Statistics always were not in-favor. All through the 1990s, health expenses rounded around 3.4% of the GDP (Gross Domestic Production). Monetary assets for healthcare are given essentially by the government and foreign aid added up to 4% of the health expenses in 1998, to cover up the costs in maintenance to overcome the cost surplus with, then prevailing civil war of the country (Who.int, 2019).
Regional Health Services Statistics and Sri Lanka’s stand
South Asia, a region of much importance to global trade and strategic importance has its less-focused aspect, health services. Five countries namely: India, Bangladesh, Pakistan, Sri Lanka and Nepal are home to approximately to one-fifth of the entire world’s population. But in much contrast, however, these are the countries that home more than two-third of the world population that survive with less than $1 per day. South Asia’s biggest issues in health services speak volumes under the categories of malnutrition, infant mortality and occurrence of TB (Tuberculosis) and STDs (Sexually Transmitted Diseases) such as HIV/AIDS (Human Immuno-deficiency Virus/ Acquired Immuno-deficiency Syndrome) are statistically second only to of sub-Saharan populations in Africa. The most affected geographies in the region face from issues of poor access to healthcare services, poor sanitation, poor maternal healthcare — and often one of the biggest communicable diseases in the region — malaria. Despite the vulnerabilities these countries struggle through, in terms of healthcare, the efforts taken do not reflect on a direct determination to reduce the risk factors- these countries spend way less (less than 3.2%) than the global average of around 8% of their Gross Domestic Production (GDP) to uplift the persisting conditions.
Value Addition to the service across the region has been uneven in the recent history. The most vulnerable communities are the rural areas, since they face from similar hardships but with dire consequences in areas of life expectancy, immunization rates maternal health etc.- in brief, all health services. Statistics show similar differences across regions of India between literate and illiterate communities of the nation. Sri Lanka is a standout compared to the rest of the countries in the region. Life expectancy in Sri Lanka averages at 75% — that is higher than other countries by a margin of approximately 8 years, despite the civil war the country went through for 30 years. (Hate and Gannon, 2010).
Healthcare quality improvement compared with the region
Sri Lanka has shown signs of continuous development over the past decade, driving through waves of macro-economic hurdles.
- Following the end of the decades-long civil war in 2009, the country’s economy has shown steady growth averaging 5.6% from 2010–2018 (World Bank, 2019).

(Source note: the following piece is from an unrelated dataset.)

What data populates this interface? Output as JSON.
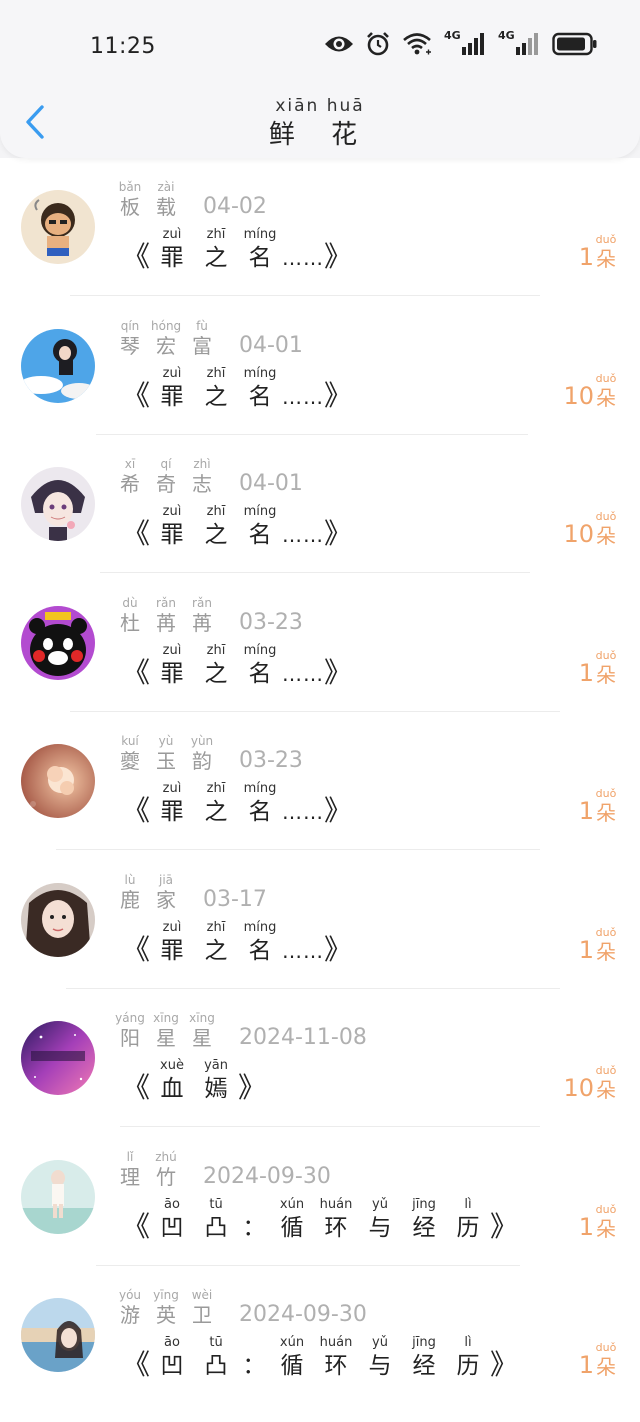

- According to the Global Burden of Disease Study (GBDS) Sri Lanka has maintained its rank in terms of healthcare, in South Asian region. Previously, ranked 73, Sri Lanka has developed in the healthcare aspect to rank at 73. In 1990 GBDS index score was 55.3- in 2015 the score was at 66.3 and currently at a score of 73. In the mean-time countries in the same region such as India ranks at 154 with a score of 43, and Bangladesh with a score of 52 (Daily FT, 2017).